Now that the unsurprising bait and switch with mass transit on the new Tappan Zee is done, (i.e. its never going to happen to despite being used as a selling point for getting tax payers to rebuild the bridge), is there any possibility this short clear gap gets filled in (between Suffern and Spring Valley). The benefits have been mentioned here again and again, but has there been any more traction now that mass transit on the Tappan Zee is effectively dead? And as long as MetroNorth or NJT own the ROW, they could theoretically just rebuild the tracks with limited community involvement, rid themselves of the Spring Valley yard, sell trackage rights to NS for through running, provide more redundancy, and serve a new community.
  by EuroStar
The line will never be a DMU as that is not cost effective relative to just restoring it for heavy rail as long as the diesel lines to Spring Valley and Suffern continue to operate.

The political capital needed to reopen the line is not there. The only context in which it might happen is if service to Spring Valley was to be increased beyond what the yard there can handle. This however cannot happen without more double tracking in NJ, however such double tracking is dead for at least the next 20 years as NJ's ridership of the line is not growing fast enough to justify spending money on the double track while NJT is trying to find money for the light rail to Englewood.
  by Jeff Smith
I believe NS still has the freight rights to the Suffern Industrial, but there's no on-line business. The PV thread in NJT, I think, notes that many if not most or all of the crossings have been paved over, including the one lumber yard just off the NJT Main Line.

AFAIK there are also portions that have been cleared and converted to rail trail use on that stretch. I'm not sure if they pulled up rails for the trail, or if the ROW was wide enough for a trail next to rail (similar to the Maybrook between Hopewell Junction and Dykemans).

MNRR owns it, so they could conceivably rebuild it, but at what cost and against what community opposition? Would Monsey want or need a station? When MNRR reactivated the Harlem above Dover Plains to Wassaic, they had to throw in the towel on the remaining OOS stretch to Millerton due to community opposition.

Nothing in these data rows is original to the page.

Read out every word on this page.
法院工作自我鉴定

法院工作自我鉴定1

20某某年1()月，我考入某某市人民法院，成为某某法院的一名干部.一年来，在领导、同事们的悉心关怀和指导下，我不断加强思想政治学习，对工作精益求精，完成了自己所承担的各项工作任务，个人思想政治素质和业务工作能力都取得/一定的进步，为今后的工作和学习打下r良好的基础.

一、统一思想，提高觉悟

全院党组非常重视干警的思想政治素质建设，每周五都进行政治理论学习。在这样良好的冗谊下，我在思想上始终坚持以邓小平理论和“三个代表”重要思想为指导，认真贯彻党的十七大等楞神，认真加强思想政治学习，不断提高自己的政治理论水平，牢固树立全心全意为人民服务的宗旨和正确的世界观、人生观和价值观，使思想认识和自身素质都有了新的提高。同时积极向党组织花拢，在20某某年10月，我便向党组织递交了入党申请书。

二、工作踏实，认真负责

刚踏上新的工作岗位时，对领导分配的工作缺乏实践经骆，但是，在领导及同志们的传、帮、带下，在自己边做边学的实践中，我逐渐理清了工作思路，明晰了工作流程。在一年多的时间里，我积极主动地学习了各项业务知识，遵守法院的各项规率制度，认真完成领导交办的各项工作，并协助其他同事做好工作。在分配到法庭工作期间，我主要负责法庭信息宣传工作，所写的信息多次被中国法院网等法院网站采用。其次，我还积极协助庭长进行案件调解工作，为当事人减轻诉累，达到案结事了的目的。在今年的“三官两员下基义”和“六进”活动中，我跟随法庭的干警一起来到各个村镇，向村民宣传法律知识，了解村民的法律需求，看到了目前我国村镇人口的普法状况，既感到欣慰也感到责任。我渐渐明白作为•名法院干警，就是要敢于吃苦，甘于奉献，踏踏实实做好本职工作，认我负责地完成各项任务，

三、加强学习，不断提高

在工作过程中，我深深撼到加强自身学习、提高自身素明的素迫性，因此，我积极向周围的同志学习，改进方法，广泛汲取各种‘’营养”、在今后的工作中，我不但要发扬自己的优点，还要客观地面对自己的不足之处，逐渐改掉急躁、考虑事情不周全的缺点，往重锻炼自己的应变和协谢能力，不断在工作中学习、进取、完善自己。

And, they'd have to negotiate with NJT to operate the service, and NJT would have to contend with community opposition downstream on the PV.

The flip side to the NIMBY argument is Rockland and Orange are always on the "MNRR doesn't provide enough service to us" bandwagon. Is a reactivation with one new station between Suffern and Spring Valley enough? Does demand warrant the connectivity?

In the Wassaic extension, part of the attraction was getting the yard out of downtown Dover Plains and putting it in the middle of a farm field in Amenia (Wassaic), plus expanding Park and Ride opportunities you didn't have in DP, and keeping folks from driving all the way to Southeast. I'm not sure if Woodbine is at capacity, or how it constrains PV operation, or if Suffern Yard has the capacity to take over Woodbine.